Question-How do you homeschool many children at the same time?
One thing that helps for us is after we had been going for a couple years I began to let the environment and rythms do much of the work.
For instance, instead of reading a geography text we stuck a world map under plastic on the table. Within two years my older kids could pretty much tell you where ever place in the world is and what it is next to. We have also stuck artwork under the table, I wrote about that here- http://melissacalapp.blogspot.com/2010/01/child-sized-masterpieces-level-3.html.

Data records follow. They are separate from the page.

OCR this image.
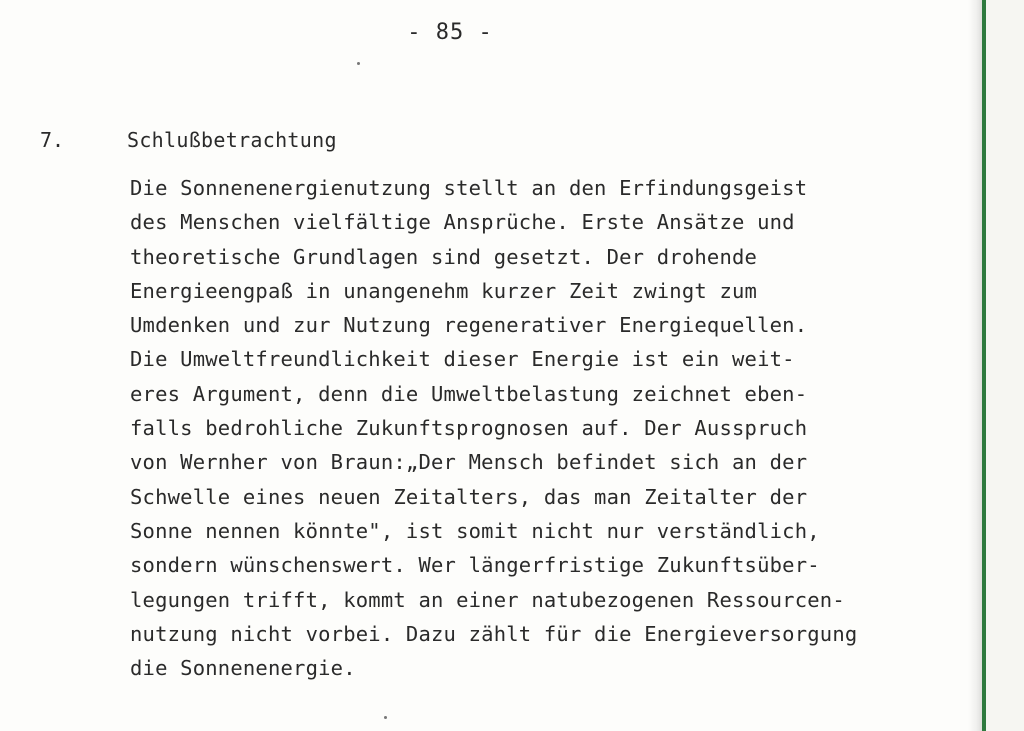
- 85 -
7.	Schlußbetrachtung
Die Sonnenenergienutzung stellt an den Erfindungsgeist
des Menschen vielfältige Ansprüche. Erste Ansätze und
theoretische Grundlagen sind gesetzt. Der drohende
Energieengpaß in unangenehm kurzer Zeit zwingt zum
Umdenken und zur Nutzung regenerativer Energiequellen.
Die Umweltfreundlichkeit dieser Energie ist ein weit-
eres Argument, denn die Umweltbelastung zeichnet eben-
falls bedrohliche Zukunftsprognosen auf. Der Ausspruch
von Wernher von Braun:„Der Mensch befindet sich an der
Schwelle eines neuen Zeitalters, das man Zeitalter der
Sonne nennen könnte", ist somit nicht nur verständlich,
sondern wünschenswert. Wer längerfristige Zukunftsüber-
legungen trifft, kommt an einer natubezogenen Ressourcen-
nutzung nicht vorbei. Dazu zählt für die Energieversorgung
die Sonnenenergie.
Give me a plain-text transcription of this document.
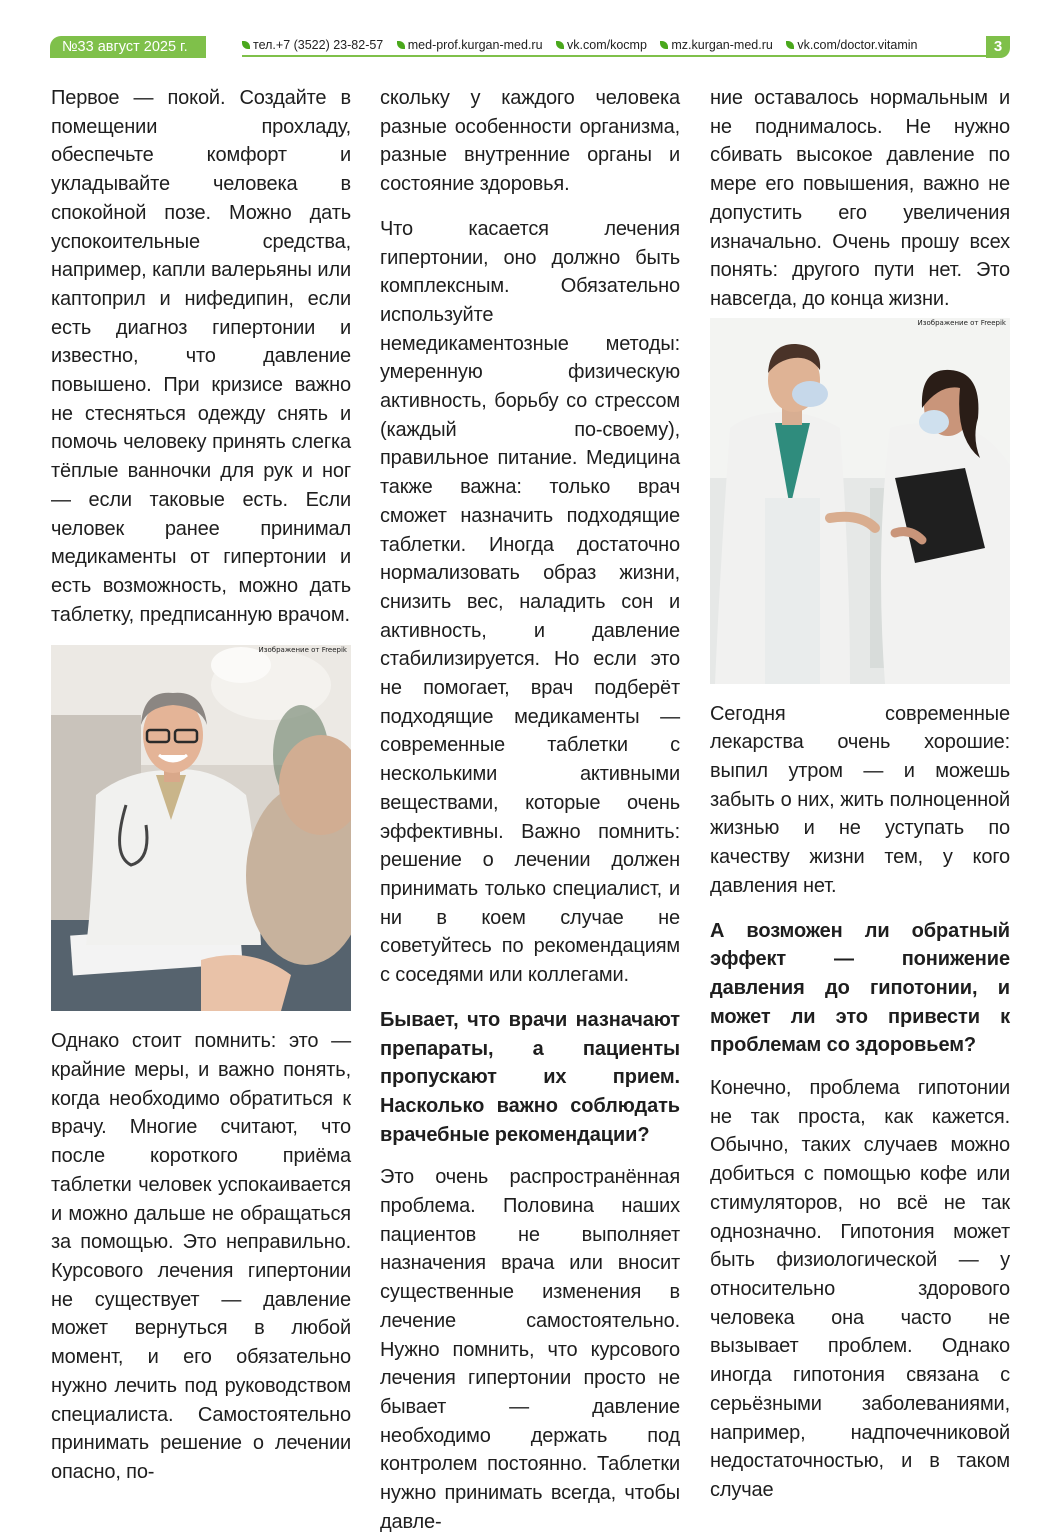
№33 август 2025 г.	тел.+7 (3522) 23-82-57 med-prof.kurgan-med.ru vk.com/kocmp mz.kurgan-med.ru vk.com/doctor.vitamin	3

Первое — покой. Создайте в помещении прохладу, обеспечьте комфорт и укладывайте человека в спокойной позе. Можно дать успокоительные средства, например, капли валерьяны или каптоприл и нифедипин, если есть диагноз гипертонии и известно, что давление повышено. При кризисе важно не стесняться одежду снять и помочь человеку принять слегка тёплые ванночки для рук и ног — если таковые есть. Если человек ранее принимал медикаменты от гипертонии и есть возможность, можно дать таблетку, предписанную врачом.

Изображение от Freepik

Однако стоит помнить: это — крайние меры, и важно понять, когда необходимо обратиться к врачу. Многие считают, что после короткого приёма таблетки человек успокаивается и можно дальше не обращаться за помощью. Это неправильно. Курсового лечения гипертонии не существует — давление может вернуться в любой момент, и его обязательно нужно лечить под руководством специалиста. Самостоятельно принимать решение о лечении опасно, по-

скольку у каждого человека разные особенности организма, разные внутренние органы и состояние здоровья.

Что касается лечения гипертонии, оно должно быть комплексным. Обязательно используйте немедикаментозные методы: умеренную физическую активность, борьбу со стрессом (каждый по-своему), правильное питание. Медицина также важна: только врач сможет назначить подходящие таблетки. Иногда достаточно нормализовать образ жизни, снизить вес, наладить сон и активность, и давление стабилизируется. Но если это не помогает, врач подберёт подходящие медикаменты — современные таблетки с несколькими активными веществами, которые очень эффективны. Важно помнить: решение о лечении должен принимать только специалист, и ни в коем случае не советуйтесь по рекомендациям с соседями или коллегами.

Бывает, что врачи назначают препараты, а пациенты пропускают их прием. Насколько важно соблюдать врачебные рекомендации?

Это очень распространённая проблема. Половина наших пациентов не выполняет назначения врача или вносит существенные изменения в лечение самостоятельно. Нужно помнить, что курсового лечения гипертонии просто не бывает — давление необходимо держать под контролем постоянно. Таблетки нужно принимать всегда, чтобы давле-

ние оставалось нормальным и не поднималось. Не нужно сбивать высокое давление по мере его повышения, важно не допустить его увеличения изначально. Очень прошу всех понять: другого пути нет. Это навсегда, до конца жизни.

Изображение от Freepik

Сегодня современные лекарства очень хорошие: выпил утром — и можешь забыть о них, жить полноценной жизнью и не уступать по качеству жизни тем, у кого давления нет.

А возможен ли обратный эффект — понижение давления до гипотонии, и может ли это привести к проблемам со здоровьем?

Конечно, проблема гипотонии не так проста, как кажется. Обычно, таких случаев можно добиться с помощью кофе или стимуляторов, но всё не так однозначно. Гипотония может быть физиологической — у относительно здорового человека она часто не вызывает проблем. Однако иногда гипотония связана с серьёзными заболеваниями, например, надпочечниковой недостаточностью, и в таком случае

I have also trained all of the children to listen to tapes before bed and then I bought tons of History, scriptures, poetry, musician biographies, and works of literature on tapes and CDs. This morning I mentioned for the first time George Washington Carver, and got a huge explanation of who he was and what he did, not because I had taught it, but because they heard it on tape.
One of the rythms we have also that works well for us, is first thing in the morning I roll the kids out of bed and start reading to them--this morning it was the last chapter of "Gulliver's Travels," and then a chpater in "Story of the World," about Africa after World War II, which was followed by a discussion of racism, inequality, and then somehow how one should pick who they marry and what to look for, and then what kind of jobs can be done from home, so they can be their with their families as much as possible. This rythm of first reading and then letting any discussions come, allows a lot of learning to occur early in the day, since I work from home and need afternoons for that.
If I keep going I'll start rambling, so I will just stop and say. Homeschooling large families does work for the parent willing to deviate from the grade level paradigm, and there is a lot of satisfaction in it.